Du côté de l’offre, il
est possible de racheter des cibles pour un montant très correct car les
multiples de valorisation ont baissé. Cela s’explique par l’atonie qui a touché
le secteur M&A ces dernières années, combinée aux diverses échéances qui conduisent
actuellement les fonds à vendre un nombre important de leurs participations.

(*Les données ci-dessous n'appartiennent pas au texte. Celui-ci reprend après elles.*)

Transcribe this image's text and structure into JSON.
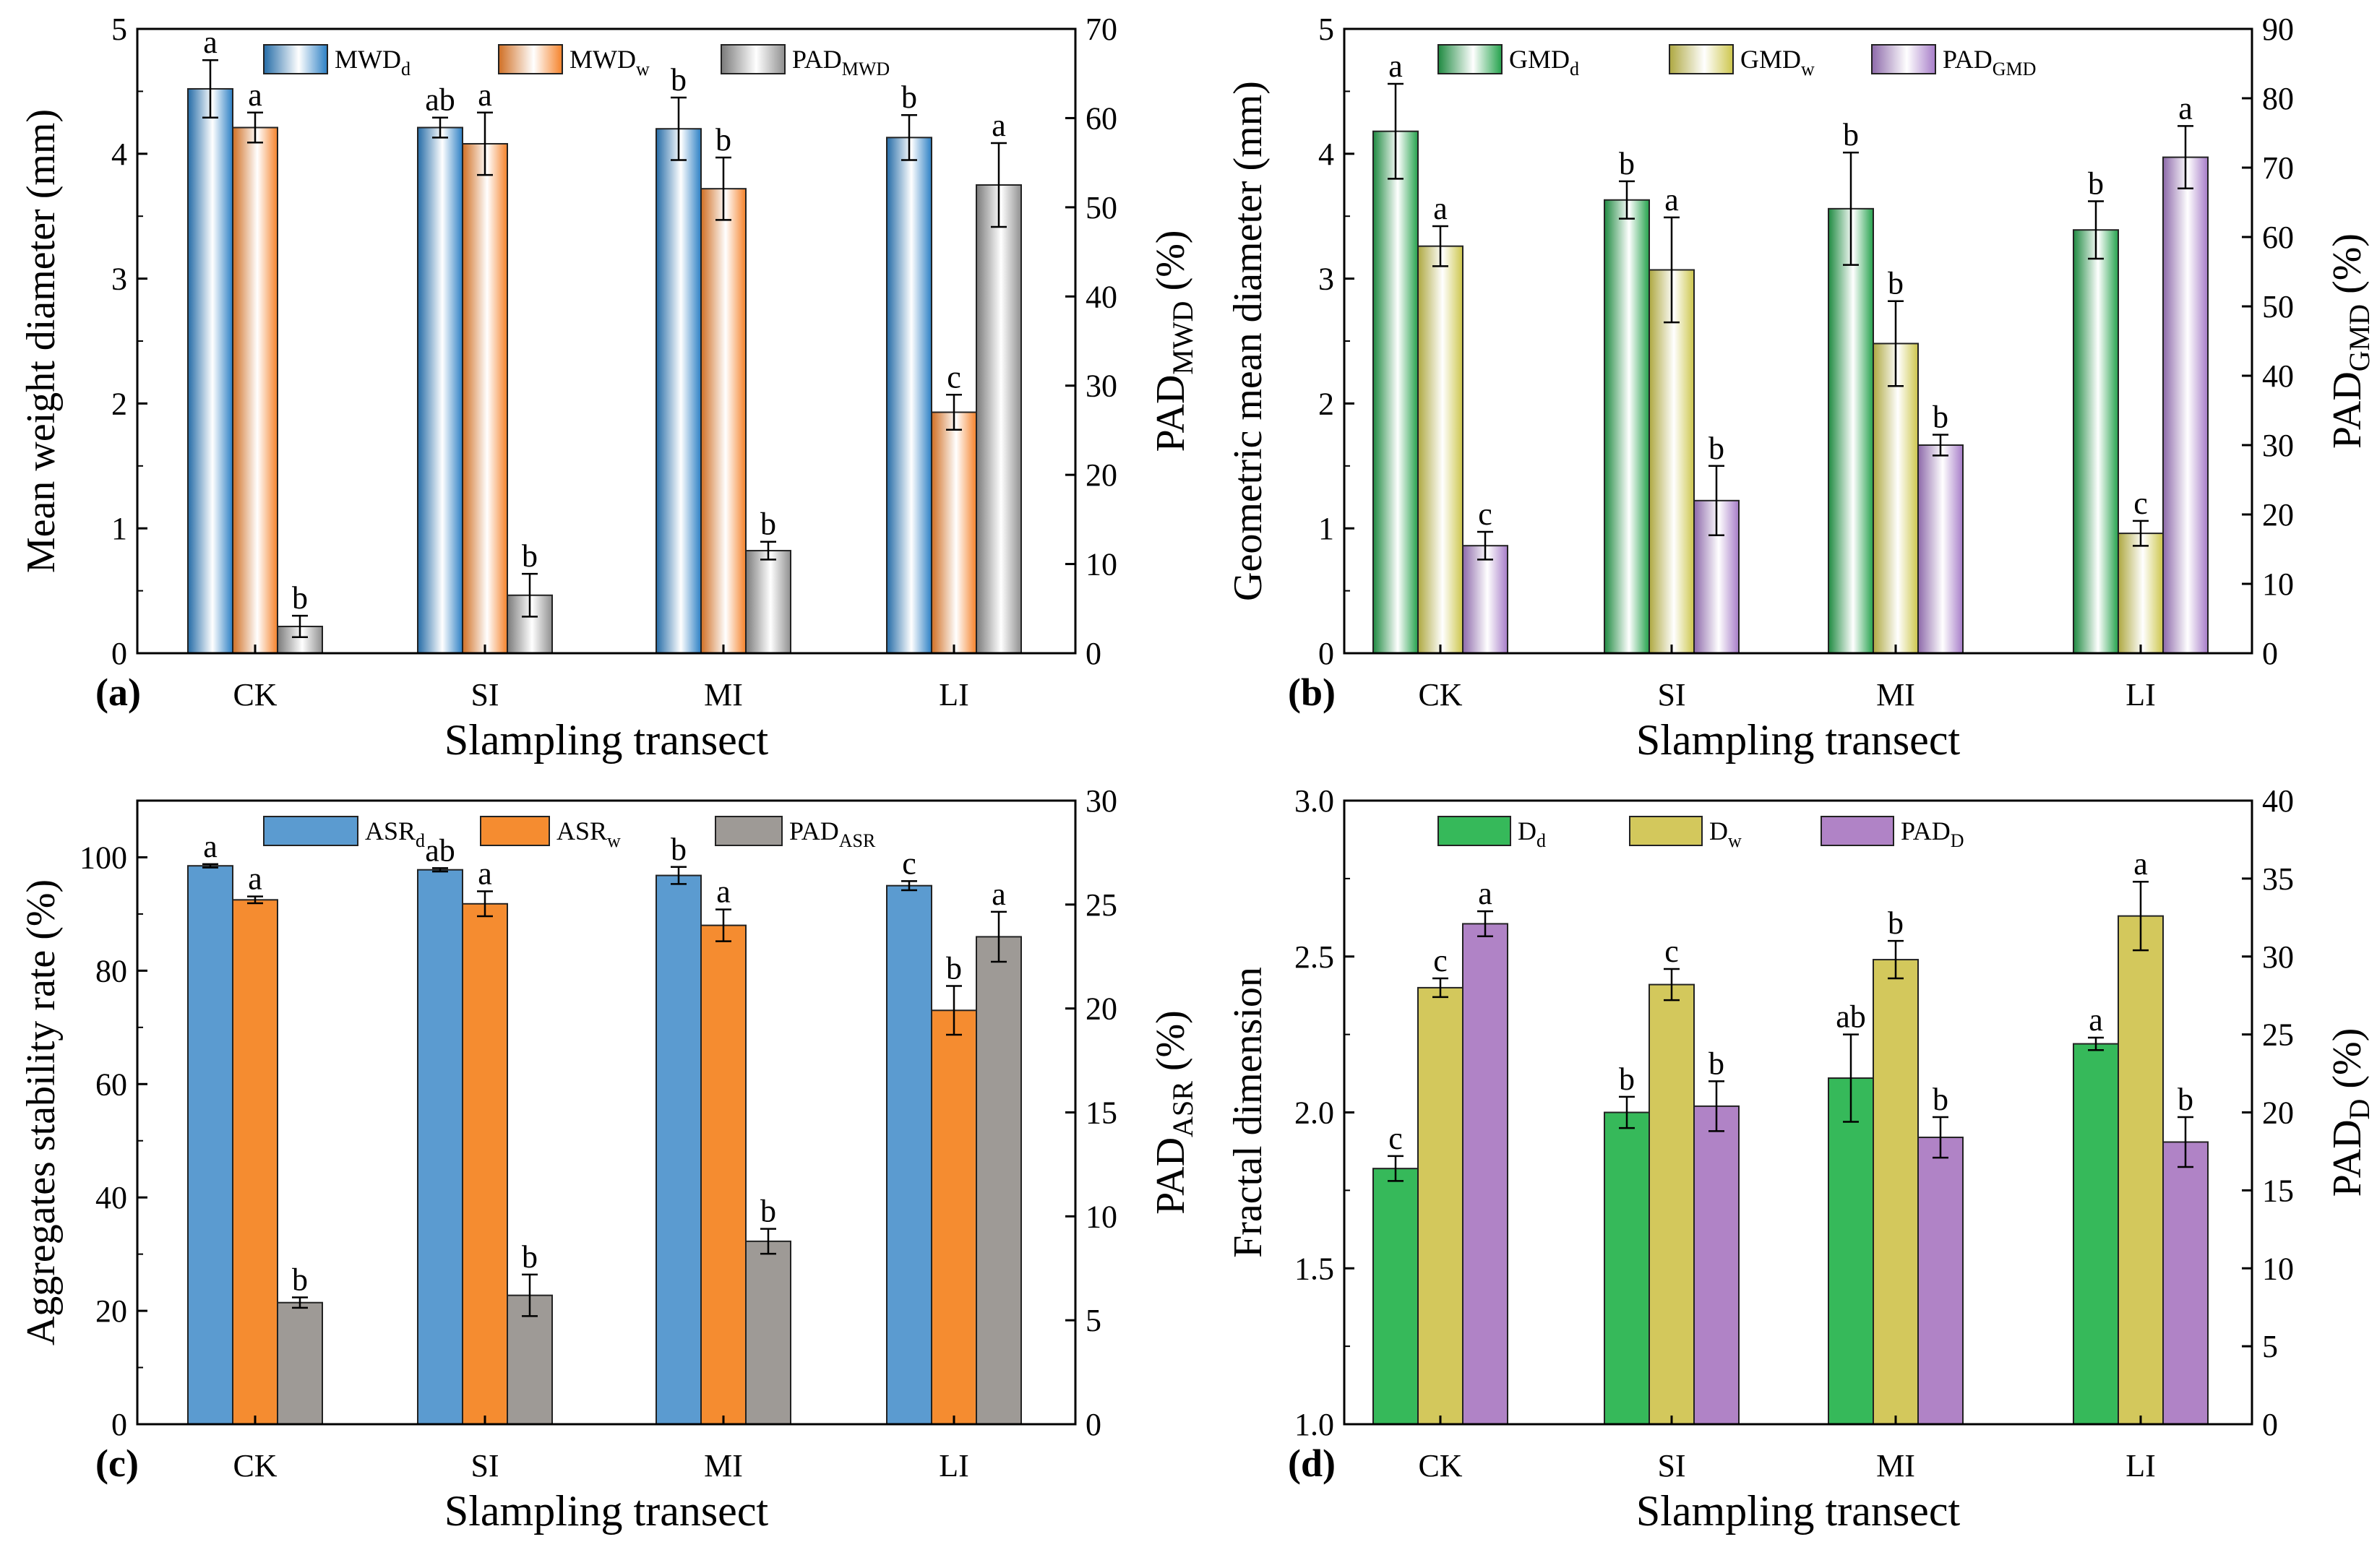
{
  "figure": {
    "panels": [
      "a",
      "b",
      "c",
      "d"
    ]
  },
  "chart_data": [
    {
      "panel": "a",
      "panel_label": "(a)",
      "type": "bar",
      "bar_style": "gradient",
      "categories": [
        "CK",
        "SI",
        "MI",
        "LI"
      ],
      "xlabel": "Slampling transect",
      "ylabel": "Mean weight diameter (mm)",
      "ylim": [
        0,
        5
      ],
      "yticks": [
        0,
        1,
        2,
        3,
        4,
        5
      ],
      "y2label": {
        "base": "PAD",
        "sub": "MWD",
        "suffix": " (%)"
      },
      "y2lim": [
        0,
        70
      ],
      "y2ticks": [
        0,
        10,
        20,
        30,
        40,
        50,
        60,
        70
      ],
      "series": [
        {
          "name": "MWDd",
          "legend_base": "MWD",
          "legend_sub": "d",
          "axis": "left",
          "color": "#2b7fc4",
          "values": [
            4.52,
            4.21,
            4.2,
            4.13
          ],
          "errors": [
            0.23,
            0.08,
            0.25,
            0.18
          ],
          "letters": [
            "a",
            "ab",
            "b",
            "b"
          ]
        },
        {
          "name": "MWDw",
          "legend_base": "MWD",
          "legend_sub": "w",
          "axis": "left",
          "color": "#f5822a",
          "values": [
            4.21,
            4.08,
            3.72,
            1.93
          ],
          "errors": [
            0.12,
            0.25,
            0.25,
            0.14
          ],
          "letters": [
            "a",
            "a",
            "b",
            "c"
          ]
        },
        {
          "name": "PADMWD",
          "legend_base": "PAD",
          "legend_sub": "MWD",
          "axis": "right",
          "color": "#8f8f8f",
          "values": [
            3.0,
            6.5,
            11.5,
            52.5
          ],
          "errors": [
            1.2,
            2.4,
            1.0,
            4.7
          ],
          "letters": [
            "b",
            "b",
            "b",
            "a"
          ]
        }
      ]
    },
    {
      "panel": "b",
      "panel_label": "(b)",
      "type": "bar",
      "bar_style": "gradient",
      "categories": [
        "CK",
        "SI",
        "MI",
        "LI"
      ],
      "xlabel": "Slampling transect",
      "ylabel": "Geometric mean diameter (mm)",
      "ylim": [
        0,
        5
      ],
      "yticks": [
        0,
        1,
        2,
        3,
        4,
        5
      ],
      "y2label": {
        "base": "PAD",
        "sub": "GMD",
        "suffix": " (%)"
      },
      "y2lim": [
        0,
        90
      ],
      "y2ticks": [
        0,
        10,
        20,
        30,
        40,
        50,
        60,
        70,
        80,
        90
      ],
      "series": [
        {
          "name": "GMDd",
          "legend_base": "GMD",
          "legend_sub": "d",
          "axis": "left",
          "color": "#24a24c",
          "values": [
            4.18,
            3.63,
            3.56,
            3.39
          ],
          "errors": [
            0.38,
            0.15,
            0.45,
            0.23
          ],
          "letters": [
            "a",
            "b",
            "b",
            "b"
          ]
        },
        {
          "name": "GMDw",
          "legend_base": "GMD",
          "legend_sub": "w",
          "axis": "left",
          "color": "#cdc64c",
          "values": [
            3.26,
            3.07,
            2.48,
            0.96
          ],
          "errors": [
            0.16,
            0.42,
            0.34,
            0.1
          ],
          "letters": [
            "a",
            "a",
            "b",
            "c"
          ]
        },
        {
          "name": "PADGMD",
          "legend_base": "PAD",
          "legend_sub": "GMD",
          "axis": "right",
          "color": "#a67cc8",
          "values": [
            15.5,
            22.0,
            30.0,
            71.5
          ],
          "errors": [
            2.0,
            5.0,
            1.5,
            4.5
          ],
          "letters": [
            "c",
            "b",
            "b",
            "a"
          ]
        }
      ]
    },
    {
      "panel": "c",
      "panel_label": "(c)",
      "type": "bar",
      "bar_style": "flat",
      "categories": [
        "CK",
        "SI",
        "MI",
        "LI"
      ],
      "xlabel": "Slampling transect",
      "ylabel": "Aggregates stability rate (%)",
      "ylim": [
        0,
        110
      ],
      "yticks": [
        0,
        20,
        40,
        60,
        80,
        100
      ],
      "y2label": {
        "base": "PAD",
        "sub": "ASR",
        "suffix": " (%)"
      },
      "y2lim": [
        0,
        30
      ],
      "y2ticks": [
        0,
        5,
        10,
        15,
        20,
        25,
        30
      ],
      "series": [
        {
          "name": "ASRd",
          "legend_base": "ASR",
          "legend_sub": "d",
          "axis": "left",
          "color": "#5b9bd0",
          "values": [
            98.5,
            97.8,
            96.8,
            95.0
          ],
          "errors": [
            0.3,
            0.3,
            1.5,
            0.8
          ],
          "letters": [
            "a",
            "ab",
            "b",
            "c"
          ]
        },
        {
          "name": "ASRw",
          "legend_base": "ASR",
          "legend_sub": "w",
          "axis": "left",
          "color": "#f58c30",
          "values": [
            92.5,
            91.8,
            88.0,
            73.0
          ],
          "errors": [
            0.6,
            2.2,
            2.8,
            4.3
          ],
          "letters": [
            "a",
            "a",
            "a",
            "b"
          ]
        },
        {
          "name": "PADASR",
          "legend_base": "PAD",
          "legend_sub": "ASR",
          "axis": "right",
          "color": "#9e9a96",
          "values": [
            5.85,
            6.2,
            8.8,
            23.45
          ],
          "errors": [
            0.25,
            1.0,
            0.6,
            1.2
          ],
          "letters": [
            "b",
            "b",
            "b",
            "a"
          ]
        }
      ]
    },
    {
      "panel": "d",
      "panel_label": "(d)",
      "type": "bar",
      "bar_style": "flat",
      "categories": [
        "CK",
        "SI",
        "MI",
        "LI"
      ],
      "xlabel": "Slampling transect",
      "ylabel": "Fractal dimension",
      "ylim": [
        1.0,
        3.0
      ],
      "yticks": [
        1.0,
        1.5,
        2.0,
        2.5,
        3.0
      ],
      "tick_decimals": 1,
      "y2label": {
        "base": "PAD",
        "sub": "D",
        "suffix": " (%)"
      },
      "y2lim": [
        0,
        40
      ],
      "y2ticks": [
        0,
        5,
        10,
        15,
        20,
        25,
        30,
        35,
        40
      ],
      "series": [
        {
          "name": "Dd",
          "legend_base": "D",
          "legend_sub": "d",
          "axis": "left",
          "color": "#36b95a",
          "values": [
            1.82,
            2.0,
            2.11,
            2.22
          ],
          "errors": [
            0.04,
            0.05,
            0.14,
            0.02
          ],
          "letters": [
            "c",
            "b",
            "ab",
            "a"
          ]
        },
        {
          "name": "Dw",
          "legend_base": "D",
          "legend_sub": "w",
          "axis": "left",
          "color": "#d3c85c",
          "values": [
            2.4,
            2.41,
            2.49,
            2.63
          ],
          "errors": [
            0.03,
            0.05,
            0.06,
            0.11
          ],
          "letters": [
            "c",
            "c",
            "b",
            "a"
          ]
        },
        {
          "name": "PADD",
          "legend_base": "PAD",
          "legend_sub": "D",
          "axis": "right",
          "color": "#b083c6",
          "values": [
            32.1,
            20.4,
            18.4,
            18.1
          ],
          "errors": [
            0.8,
            1.6,
            1.3,
            1.6
          ],
          "letters": [
            "a",
            "b",
            "b",
            "b"
          ]
        }
      ]
    }
  ]
}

Qui plus est, un « stock » de cibles à racheter est déjà disponible,
sans doute parce que des cessions ont été reportées en attendant de meilleures
conditions de marché.
S’ajoutent les risques
accrus de défaillance dans les prochains mois qui vont conduire à la mise en
vente d’entreprises soit à la barre du tribunal de commerce, soit juste avant
ce stade, à des valorisations proches de zéro. Les récentes études prévoient
une augmentation conséquente des défaillances, la Banque de France ayant
annoncé en juillet le nombre de 63 000, avec une tendance plus forte chez les
PME de 50 à 99 salariés.
Sauter le pas
Si les cibles sont là,
reste à voir si l’approche est pertinente dans le cas de l’entreprise pour
accélérer la croissance. Plusieurs signaux devraient inciter un dirigeant à
s’interroger sur une stratégie de croissance par acquisition.
Le premier est le
ralentissement ou la restructuration de son secteur. Si l’entreprise rachète un
de ses concurrents elle doit être consciente que des investissements seront
nécessaires pour passer à une taille critique. Il s’agit de savoir qui, à
terme, seront les consolideurs et les consolidés. C’est par exemple le cas dans
le secteur de la sous-traitance aéronautique : pour accéder aux grands
donneurs d’ordres, il faut changer de dimension, se diversifier sur les
métiers, etc.
Autre indicateur à
regarder :
l’impact des pénuries et hausses de prix comme celles survenues
post-Covid sur
l’activité et la rentabilité de l’entreprise. Elles conduisent certains chefs d’entreprise
à revoir leur stratégie en faisant des acquisitions verticales afin d’être
moins dépendants de fournisseurs stratégiques.
Enfin les difficultés
rencontrées par un concurrent peuvent inspirer une stratégie de build-up,
surtout si le projet de consolidation fait apparaître des synergies évidentes
et rapides à mettre en œuvre. Toutefois, il sera plus difficile (voir
impossible) de lever de la dette pour financer la restructuration, si la
société cible présente des pertes élevées. Le projet nécessitera un
accompagnement particulier.
Respecter plusieurs
conditions pour se lancer dans le build-up
Une fois actée, une
stratégie de build-up requiert quelques préalables et de l’accompagnement pour
transformer l’intention et la vision en pleine réussite.
Avant de se lancer, il
est tout d’abord fondamental que l’entreprise soit en bonne santé financière et
ait les moyens de ses ambitions. Le build-up doit dépasser la seule opportunité
financière, servir le projet de croissance et concourir à l’atteinte des
objectifs de développement. Un travail amont, sur la partie intégration et
structuration du nouvel ensemble, trop souvent négligée dans ce genre de
projet, doit donc impérativement être mené, idéalement en étant épaulé non
seulement par des experts techniques et juridiques mais aussi et surtout par
des personnes expérimentées « qui l’ont déjà fait » comme les operating
partners. C'est dans cette étape et dans cet accompagnement du dirigeant que se
cachent les plus gros leviers de création de valeur.
Dans le cas de chefs
d'entreprise qui auraient à gérer des situations compliquées, ils peuvent
envisager de faire du build-up dans une optique de fusion plutôt que de rachat
/ vente. Cette approche a pour but de préserver l'outil de travail et d'éviter
une faillite. C’est certainement une option qu’un operating partner, pour
l’avoir déjà vécue, sera tenté de recommander quand l’entreprise affiche un
potentiel et qu’un rapprochement permet non seulement de valoriser les actifs
mais aussi de donner naissance à un projet renouvelé de société.
Adopter une stratégie de build-up redevient donc une des pistes pertinentes pour sécuriser et accélérer le développement d’une entreprise. Mais le dirigeant devra être vigilant à la fois en amont et en aval pour que cette stratégie donne les résultats escomptés.